Building a lasting legacy
The years that followed were a mix of hard graft that “felt at times like swimming through porridge.” Still, the business grew. Emma Dawson MW at M&S invited Mary to act as their agent for a major Eastern Mediterranean promotion, which put several new wines on the map. After Dawson moved on, M&S created the Found range, which Mary successfully tendered for. One of the wines, Moschofilero, remains in the range to this day.
Mary championed new producers like Apostolos Thymiopoulos. When she first met him, his production was tiny, but she saw potential. She encouraged him to produce an unoaked Xinomavro, which became Jeunes Vignes. ‘Everyone we showed it to at the price point loved it, it took off and today he’s a star in Greece.’
Passing the torch
These partnerships with M&S, Waitrose, The Wine Society and later Aldi expanded the reach of Greek wines across Britain. When Covid hit, Eclectic Wines proved resilient as home drinking surged.

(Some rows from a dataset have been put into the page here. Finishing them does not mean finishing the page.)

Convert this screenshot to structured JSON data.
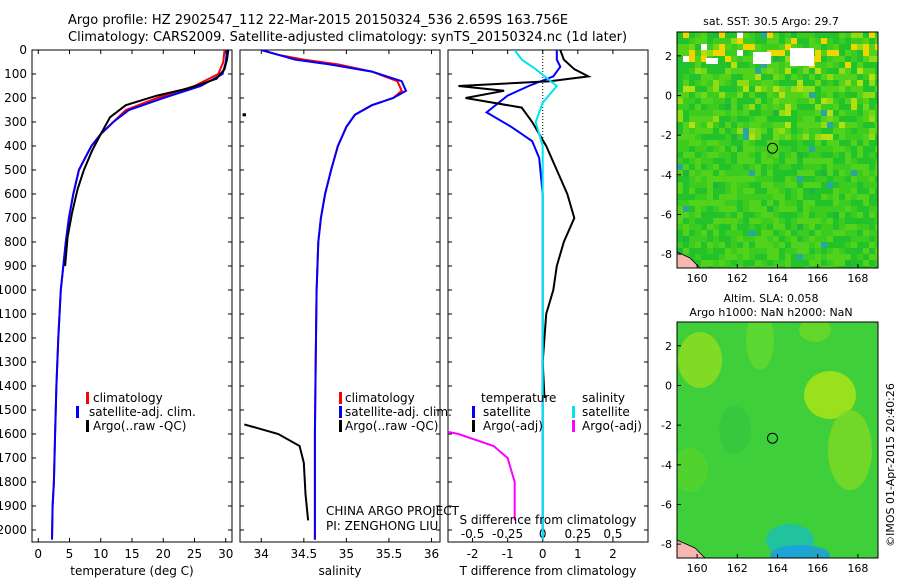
{
  "header": {
    "line1": "Argo profile: HZ 2902547_112 22-Mar-2015 20150324_536 2.659S 163.756E",
    "line2": "Climatology: CARS2009. Satellite-adjusted climatology: synTS_20150324.nc (1d later)"
  },
  "colors": {
    "climatology": "#ff0000",
    "satellite": "#0000ff",
    "argo": "#000000",
    "satellite_s": "#00e5ee",
    "argo_s": "#ff00ff"
  },
  "depth_ticks": [
    "0",
    "100",
    "200",
    "300",
    "400",
    "500",
    "600",
    "700",
    "800",
    "900",
    "1000",
    "1100",
    "1200",
    "1300",
    "1400",
    "1500",
    "1600",
    "1700",
    "1800",
    "1900",
    "2000"
  ],
  "panels": {
    "temperature": {
      "xlabel": "temperature (deg C)",
      "ticks": [
        "0",
        "5",
        "10",
        "15",
        "20",
        "25",
        "30"
      ],
      "legend": [
        "climatology",
        "satellite-adj. clim.",
        "Argo(..raw -QC)"
      ]
    },
    "salinity": {
      "xlabel": "salinity",
      "ticks": [
        "34",
        "34.5",
        "35",
        "35.5",
        "36"
      ],
      "legend": [
        "climatology",
        "satellite-adj. clim.",
        "Argo(..raw -QC)"
      ],
      "note1": "CHINA ARGO PROJECT",
      "note2": "PI: ZENGHONG LIU"
    },
    "difference": {
      "xlabel": "T difference from climatology",
      "top_label": "S difference from climatology",
      "ticks_t": [
        "-2",
        "-1",
        "0",
        "1",
        "2"
      ],
      "ticks_s": [
        "-0.5",
        "-0.25",
        "0",
        "0.25",
        "0.5"
      ],
      "legend_t_title": "temperature",
      "legend_t": [
        "satellite",
        "Argo(-adj)"
      ],
      "legend_s_title": "salinity",
      "legend_s": [
        "satellite",
        "Argo(-adj)"
      ]
    }
  },
  "maps": {
    "sst_title": "sat. SST: 30.5 Argo: 29.7",
    "sla_title1": "Altim. SLA: 0.058",
    "sla_title2": "Argo h1000: NaN h2000: NaN",
    "lon_ticks": [
      "160",
      "162",
      "164",
      "166",
      "168"
    ],
    "lat_ticks": [
      "2",
      "0",
      "-2",
      "-4",
      "-6",
      "-8"
    ]
  },
  "footer": {
    "stamp": "©IMOS 01-Apr-2015 20:40:26"
  },
  "chart_data": [
    {
      "type": "line",
      "title": "",
      "xlabel": "temperature (deg C)",
      "ylabel": "",
      "xlim": [
        -1,
        31
      ],
      "ylim": [
        2050,
        0
      ],
      "series": [
        {
          "name": "climatology",
          "x": [
            29.8,
            29.6,
            28.8,
            25,
            19,
            14,
            12,
            10,
            8.5,
            7.5,
            6.5,
            5.6,
            4.9,
            4.4,
            4,
            3.6,
            3.2,
            2.9,
            2.7,
            2.5,
            2.3,
            2.2
          ],
          "y": [
            0,
            50,
            100,
            150,
            200,
            250,
            300,
            350,
            400,
            450,
            500,
            600,
            700,
            800,
            900,
            1000,
            1200,
            1400,
            1600,
            1800,
            1900,
            2040
          ]
        },
        {
          "name": "satellite-adj. clim.",
          "x": [
            30.2,
            30,
            29.5,
            26,
            20,
            14.5,
            12,
            10,
            8.5,
            7.5,
            6.5,
            5.6,
            4.9,
            4.4,
            4,
            3.6,
            3.2,
            2.9,
            2.7,
            2.5,
            2.3,
            2.2
          ],
          "y": [
            0,
            50,
            100,
            150,
            200,
            250,
            300,
            350,
            400,
            450,
            500,
            600,
            700,
            800,
            900,
            1000,
            1200,
            1400,
            1600,
            1800,
            1900,
            2040
          ]
        },
        {
          "name": "Argo(..raw -QC)",
          "x": [
            30.4,
            30.2,
            29.8,
            28.5,
            24,
            19,
            14,
            11.5,
            10,
            8.6,
            7.3,
            6.3,
            5.4,
            4.7,
            4.3
          ],
          "y": [
            0,
            40,
            80,
            120,
            160,
            190,
            230,
            280,
            350,
            420,
            500,
            580,
            680,
            780,
            900
          ]
        }
      ]
    },
    {
      "type": "line",
      "xlabel": "salinity",
      "xlim": [
        33.75,
        36.1
      ],
      "ylim": [
        2050,
        0
      ],
      "series": [
        {
          "name": "climatology",
          "x": [
            34.0,
            34.2,
            34.5,
            34.9,
            35.3,
            35.6,
            35.65,
            35.55,
            35.3,
            35.1,
            35.0,
            34.9,
            34.82,
            34.75,
            34.7,
            34.67,
            34.65,
            34.64,
            34.63,
            34.63,
            34.63
          ],
          "y": [
            0,
            20,
            40,
            60,
            90,
            130,
            170,
            200,
            230,
            270,
            320,
            400,
            500,
            600,
            700,
            800,
            1000,
            1300,
            1600,
            1900,
            2040
          ]
        },
        {
          "name": "satellite-adj. clim.",
          "x": [
            34.0,
            34.2,
            34.4,
            34.8,
            35.3,
            35.65,
            35.7,
            35.55,
            35.3,
            35.1,
            35.0,
            34.9,
            34.82,
            34.75,
            34.7,
            34.67,
            34.65,
            34.64,
            34.63,
            34.63,
            34.63
          ],
          "y": [
            0,
            20,
            40,
            60,
            90,
            130,
            170,
            200,
            230,
            270,
            320,
            400,
            500,
            600,
            700,
            800,
            1000,
            1300,
            1600,
            1900,
            2040
          ]
        },
        {
          "name": "Argo(..raw -QC)",
          "x": [
            33.8,
            34.2,
            34.45,
            34.5,
            34.52,
            34.55
          ],
          "y": [
            1560,
            1600,
            1650,
            1720,
            1850,
            1960
          ]
        }
      ]
    },
    {
      "type": "line",
      "xlabel": "T difference from climatology",
      "xlim": [
        -2.7,
        3
      ],
      "ylim": [
        2050,
        0
      ],
      "series": [
        {
          "name": "temperature satellite",
          "x": [
            0.4,
            0.4,
            0.5,
            0.3,
            -0.4,
            -1.0,
            -1.6,
            -0.9,
            -0.3,
            -0.1,
            0,
            0,
            0,
            0,
            0
          ],
          "y": [
            0,
            40,
            70,
            110,
            150,
            190,
            260,
            320,
            380,
            450,
            600,
            900,
            1200,
            1500,
            2040
          ]
        },
        {
          "name": "temperature Argo(-adj)",
          "x": [
            0.5,
            0.6,
            0.9,
            1.3,
            0.2,
            -2.4,
            -1.1,
            -2.2,
            -0.6,
            -0.3,
            0.1,
            0.4,
            0.7,
            0.9,
            0.6,
            0.4,
            0.3,
            0.1,
            0,
            0.05
          ],
          "y": [
            0,
            40,
            80,
            110,
            130,
            150,
            170,
            200,
            240,
            300,
            400,
            500,
            600,
            700,
            800,
            900,
            1000,
            1100,
            1300,
            1450
          ]
        },
        {
          "name": "salinity satellite",
          "x": [
            -0.2,
            -0.15,
            -0.05,
            0.1,
            0,
            -0.05,
            0,
            0,
            0,
            0
          ],
          "y": [
            0,
            40,
            80,
            150,
            220,
            300,
            400,
            800,
            1500,
            2040
          ]
        },
        {
          "name": "salinity Argo(-adj)",
          "x": [
            -0.85,
            -0.6,
            -0.35,
            -0.25,
            -0.2,
            -0.2
          ],
          "y": [
            1570,
            1600,
            1650,
            1700,
            1800,
            1960
          ]
        }
      ]
    },
    {
      "type": "heatmap",
      "title": "sat. SST: 30.5 Argo: 29.7",
      "xlim": [
        159,
        169
      ],
      "ylim": [
        -8.7,
        3.2
      ],
      "markers": [
        {
          "lon": 163.75,
          "lat": -2.66
        }
      ]
    },
    {
      "type": "heatmap",
      "title": "Altim. SLA: 0.058",
      "xlim": [
        159,
        169
      ],
      "ylim": [
        -8.7,
        3.2
      ],
      "markers": [
        {
          "lon": 163.75,
          "lat": -2.66
        }
      ]
    }
  ]
}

After two decades at the kitchen table, fielding calls, sending samples and nurturing relationships, Mary began to think about the future.
In spring 2024, after a particularly strong year, Mary and Polys decided to bow out gracefully, passing Eclectic Wines to Keeling Andrew, a company they trusted to care for their producers. “We wanted to jump before we were pushed,” Mary says. “To leave on a high and make sure our winemakers were in good hands.”
Through challenges — including the death of their close friend and winemaker Haridimos Hatzidakis in 2017 — Mary’s conviction never wavered. “Yes, it’s the end of an era,” she says, “but the real profit was in the experience. Now for the bucket list.”